Let's say we were asking for a user's email address. The Validator below provides a simple check to see if the email address seems valid1. If the user's response doesn't contain an @ character with at least one word character on each side then the response is invalid and the user will have to enter an email address again (hopefully a valid one this time).

import re
from typing import List

import columbo


def is_email_address(value: str, _: columbo.Answers) -> columbo.ValidationResponse:
    if not re.match(r"^\w+@\w+", value):
        error_message = f"{value} is not a valid email address"
        return columbo.ValidationFailure(error=error_message)
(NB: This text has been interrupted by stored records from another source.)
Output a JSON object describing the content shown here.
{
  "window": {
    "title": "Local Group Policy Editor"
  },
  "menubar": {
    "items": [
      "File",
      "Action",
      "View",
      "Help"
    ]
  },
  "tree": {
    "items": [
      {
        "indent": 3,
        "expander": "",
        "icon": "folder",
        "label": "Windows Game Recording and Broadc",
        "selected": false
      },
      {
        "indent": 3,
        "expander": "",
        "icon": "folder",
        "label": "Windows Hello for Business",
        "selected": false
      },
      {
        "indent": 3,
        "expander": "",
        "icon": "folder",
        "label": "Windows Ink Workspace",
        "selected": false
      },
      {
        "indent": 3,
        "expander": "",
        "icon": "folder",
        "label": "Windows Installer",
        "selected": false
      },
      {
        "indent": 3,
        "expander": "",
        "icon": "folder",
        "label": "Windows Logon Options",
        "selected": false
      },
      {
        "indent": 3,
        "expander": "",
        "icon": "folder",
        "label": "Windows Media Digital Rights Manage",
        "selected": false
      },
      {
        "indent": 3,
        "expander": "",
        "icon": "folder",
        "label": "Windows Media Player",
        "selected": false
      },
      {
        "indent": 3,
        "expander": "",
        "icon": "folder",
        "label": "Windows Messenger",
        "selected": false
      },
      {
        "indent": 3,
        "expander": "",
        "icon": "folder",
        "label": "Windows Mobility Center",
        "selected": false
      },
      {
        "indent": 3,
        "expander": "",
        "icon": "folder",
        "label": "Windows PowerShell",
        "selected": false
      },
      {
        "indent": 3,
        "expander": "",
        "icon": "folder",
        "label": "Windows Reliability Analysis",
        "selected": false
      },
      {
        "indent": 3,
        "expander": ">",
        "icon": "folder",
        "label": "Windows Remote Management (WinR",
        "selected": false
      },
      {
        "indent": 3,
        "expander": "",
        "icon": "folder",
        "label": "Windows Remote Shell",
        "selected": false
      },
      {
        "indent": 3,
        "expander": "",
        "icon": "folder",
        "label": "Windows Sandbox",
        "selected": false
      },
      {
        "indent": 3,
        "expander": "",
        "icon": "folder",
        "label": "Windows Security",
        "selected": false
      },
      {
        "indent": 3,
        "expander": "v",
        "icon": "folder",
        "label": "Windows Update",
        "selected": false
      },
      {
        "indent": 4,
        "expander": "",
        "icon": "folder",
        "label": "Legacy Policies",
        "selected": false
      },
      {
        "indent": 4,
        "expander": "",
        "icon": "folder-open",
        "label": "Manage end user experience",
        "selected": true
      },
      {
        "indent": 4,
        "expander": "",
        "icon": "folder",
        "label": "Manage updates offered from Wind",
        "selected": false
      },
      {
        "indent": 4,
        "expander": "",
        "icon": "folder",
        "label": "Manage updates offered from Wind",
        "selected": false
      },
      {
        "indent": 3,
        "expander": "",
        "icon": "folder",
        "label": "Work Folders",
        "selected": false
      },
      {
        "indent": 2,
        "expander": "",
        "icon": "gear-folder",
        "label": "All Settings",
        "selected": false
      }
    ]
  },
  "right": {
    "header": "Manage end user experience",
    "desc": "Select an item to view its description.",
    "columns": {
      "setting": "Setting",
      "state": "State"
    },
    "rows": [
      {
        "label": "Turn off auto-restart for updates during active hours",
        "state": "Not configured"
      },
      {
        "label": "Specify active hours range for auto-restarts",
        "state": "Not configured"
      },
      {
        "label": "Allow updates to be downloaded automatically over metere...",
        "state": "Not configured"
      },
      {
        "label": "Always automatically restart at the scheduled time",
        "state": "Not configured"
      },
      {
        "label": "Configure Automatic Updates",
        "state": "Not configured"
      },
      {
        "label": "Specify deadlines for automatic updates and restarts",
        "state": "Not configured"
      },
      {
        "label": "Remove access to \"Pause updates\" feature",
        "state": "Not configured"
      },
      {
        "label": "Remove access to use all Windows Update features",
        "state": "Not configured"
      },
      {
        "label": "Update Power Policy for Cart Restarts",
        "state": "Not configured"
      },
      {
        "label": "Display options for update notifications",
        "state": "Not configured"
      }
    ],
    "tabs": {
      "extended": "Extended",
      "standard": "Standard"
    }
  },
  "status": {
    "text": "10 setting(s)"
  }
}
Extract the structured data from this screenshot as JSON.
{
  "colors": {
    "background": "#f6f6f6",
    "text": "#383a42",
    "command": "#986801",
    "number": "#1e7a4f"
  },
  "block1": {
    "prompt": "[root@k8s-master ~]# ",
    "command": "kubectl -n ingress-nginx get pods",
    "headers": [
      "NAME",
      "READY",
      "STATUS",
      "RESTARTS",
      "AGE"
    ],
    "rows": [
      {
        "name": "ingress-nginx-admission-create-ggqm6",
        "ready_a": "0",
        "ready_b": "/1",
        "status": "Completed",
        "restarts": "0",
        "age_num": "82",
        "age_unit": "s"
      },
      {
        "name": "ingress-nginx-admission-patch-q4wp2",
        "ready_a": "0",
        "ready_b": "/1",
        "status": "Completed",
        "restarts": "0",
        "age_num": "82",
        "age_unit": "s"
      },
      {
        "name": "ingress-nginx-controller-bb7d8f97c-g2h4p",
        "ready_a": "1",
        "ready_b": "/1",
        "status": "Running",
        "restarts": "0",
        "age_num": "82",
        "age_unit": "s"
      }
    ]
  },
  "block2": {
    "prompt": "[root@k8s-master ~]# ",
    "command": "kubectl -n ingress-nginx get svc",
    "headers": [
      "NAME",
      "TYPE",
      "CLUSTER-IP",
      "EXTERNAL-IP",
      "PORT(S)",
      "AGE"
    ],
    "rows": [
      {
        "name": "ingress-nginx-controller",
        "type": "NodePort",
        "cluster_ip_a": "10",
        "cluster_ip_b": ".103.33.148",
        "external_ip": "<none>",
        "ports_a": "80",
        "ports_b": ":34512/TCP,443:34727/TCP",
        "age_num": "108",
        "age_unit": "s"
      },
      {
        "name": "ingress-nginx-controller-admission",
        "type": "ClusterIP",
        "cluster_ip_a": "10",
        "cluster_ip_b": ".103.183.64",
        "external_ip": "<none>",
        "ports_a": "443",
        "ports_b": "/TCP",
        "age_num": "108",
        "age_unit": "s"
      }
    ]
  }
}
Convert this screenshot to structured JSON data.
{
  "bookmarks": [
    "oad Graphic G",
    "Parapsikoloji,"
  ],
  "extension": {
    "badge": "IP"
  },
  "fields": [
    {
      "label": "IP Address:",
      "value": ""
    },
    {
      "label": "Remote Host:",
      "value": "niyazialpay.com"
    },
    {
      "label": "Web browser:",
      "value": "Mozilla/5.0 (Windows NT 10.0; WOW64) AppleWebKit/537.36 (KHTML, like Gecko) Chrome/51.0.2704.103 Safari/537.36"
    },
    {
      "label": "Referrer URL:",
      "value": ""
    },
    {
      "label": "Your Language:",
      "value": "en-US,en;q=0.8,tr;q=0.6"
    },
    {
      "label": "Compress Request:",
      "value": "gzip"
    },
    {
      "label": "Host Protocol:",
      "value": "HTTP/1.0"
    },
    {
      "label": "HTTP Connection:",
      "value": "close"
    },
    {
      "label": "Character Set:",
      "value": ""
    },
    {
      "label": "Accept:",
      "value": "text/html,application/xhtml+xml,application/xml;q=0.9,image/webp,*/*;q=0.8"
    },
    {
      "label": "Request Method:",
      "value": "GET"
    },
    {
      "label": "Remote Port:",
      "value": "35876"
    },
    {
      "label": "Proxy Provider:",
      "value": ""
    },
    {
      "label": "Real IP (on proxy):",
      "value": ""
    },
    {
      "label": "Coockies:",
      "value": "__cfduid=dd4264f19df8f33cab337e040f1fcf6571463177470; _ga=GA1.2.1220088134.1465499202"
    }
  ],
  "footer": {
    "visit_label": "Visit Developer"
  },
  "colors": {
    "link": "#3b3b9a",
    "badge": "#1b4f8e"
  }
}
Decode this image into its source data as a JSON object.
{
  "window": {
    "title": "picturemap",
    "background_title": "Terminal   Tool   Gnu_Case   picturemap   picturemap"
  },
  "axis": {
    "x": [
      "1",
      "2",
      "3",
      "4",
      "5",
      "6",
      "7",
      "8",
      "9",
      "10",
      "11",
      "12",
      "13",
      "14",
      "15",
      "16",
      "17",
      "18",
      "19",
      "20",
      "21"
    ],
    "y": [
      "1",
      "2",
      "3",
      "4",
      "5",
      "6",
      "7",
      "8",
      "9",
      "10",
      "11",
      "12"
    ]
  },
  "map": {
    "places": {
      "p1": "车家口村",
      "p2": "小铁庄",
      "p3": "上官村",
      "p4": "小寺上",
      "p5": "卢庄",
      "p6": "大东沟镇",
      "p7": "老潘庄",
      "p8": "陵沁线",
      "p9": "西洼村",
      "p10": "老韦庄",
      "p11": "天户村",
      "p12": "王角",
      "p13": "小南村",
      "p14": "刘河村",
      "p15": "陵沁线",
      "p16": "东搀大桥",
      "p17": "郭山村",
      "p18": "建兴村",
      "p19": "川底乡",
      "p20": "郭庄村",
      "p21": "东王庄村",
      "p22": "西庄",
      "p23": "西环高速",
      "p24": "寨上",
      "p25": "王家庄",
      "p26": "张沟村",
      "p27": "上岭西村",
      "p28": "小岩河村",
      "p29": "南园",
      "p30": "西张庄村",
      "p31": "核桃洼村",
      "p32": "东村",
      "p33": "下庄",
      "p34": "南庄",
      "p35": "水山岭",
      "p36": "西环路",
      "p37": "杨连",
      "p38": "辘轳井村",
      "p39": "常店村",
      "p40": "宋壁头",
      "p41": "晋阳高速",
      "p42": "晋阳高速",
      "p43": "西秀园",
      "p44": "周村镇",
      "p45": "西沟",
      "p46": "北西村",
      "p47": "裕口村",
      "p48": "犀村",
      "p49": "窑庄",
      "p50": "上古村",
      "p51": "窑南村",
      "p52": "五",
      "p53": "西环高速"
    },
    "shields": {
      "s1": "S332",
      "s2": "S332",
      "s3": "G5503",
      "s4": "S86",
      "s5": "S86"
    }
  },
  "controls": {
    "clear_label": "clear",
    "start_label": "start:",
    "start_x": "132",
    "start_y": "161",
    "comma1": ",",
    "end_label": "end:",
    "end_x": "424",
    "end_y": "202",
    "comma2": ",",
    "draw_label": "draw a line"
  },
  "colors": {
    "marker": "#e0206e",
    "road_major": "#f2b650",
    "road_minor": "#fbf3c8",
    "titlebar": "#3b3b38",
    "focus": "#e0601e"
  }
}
    return columbo.ValidationSuccess()


interactions: List[columbo.Interaction] = [
    columbo.BasicQuestion(
        "user_email_address",
        "What email address should be used to contact you?",
        default="me@example.com",
        validator=is_email_address,
    )
]

user_answers = columbo.get_answers(interactions)
print(user_answers)

  1. The regular expression for checking for an RFC 822 compliant email address is overly complicated. Additionally, that only ensures that the text is valid. It does not confirm if the host will accept emails sent to that address or if the user is the owner of the email address.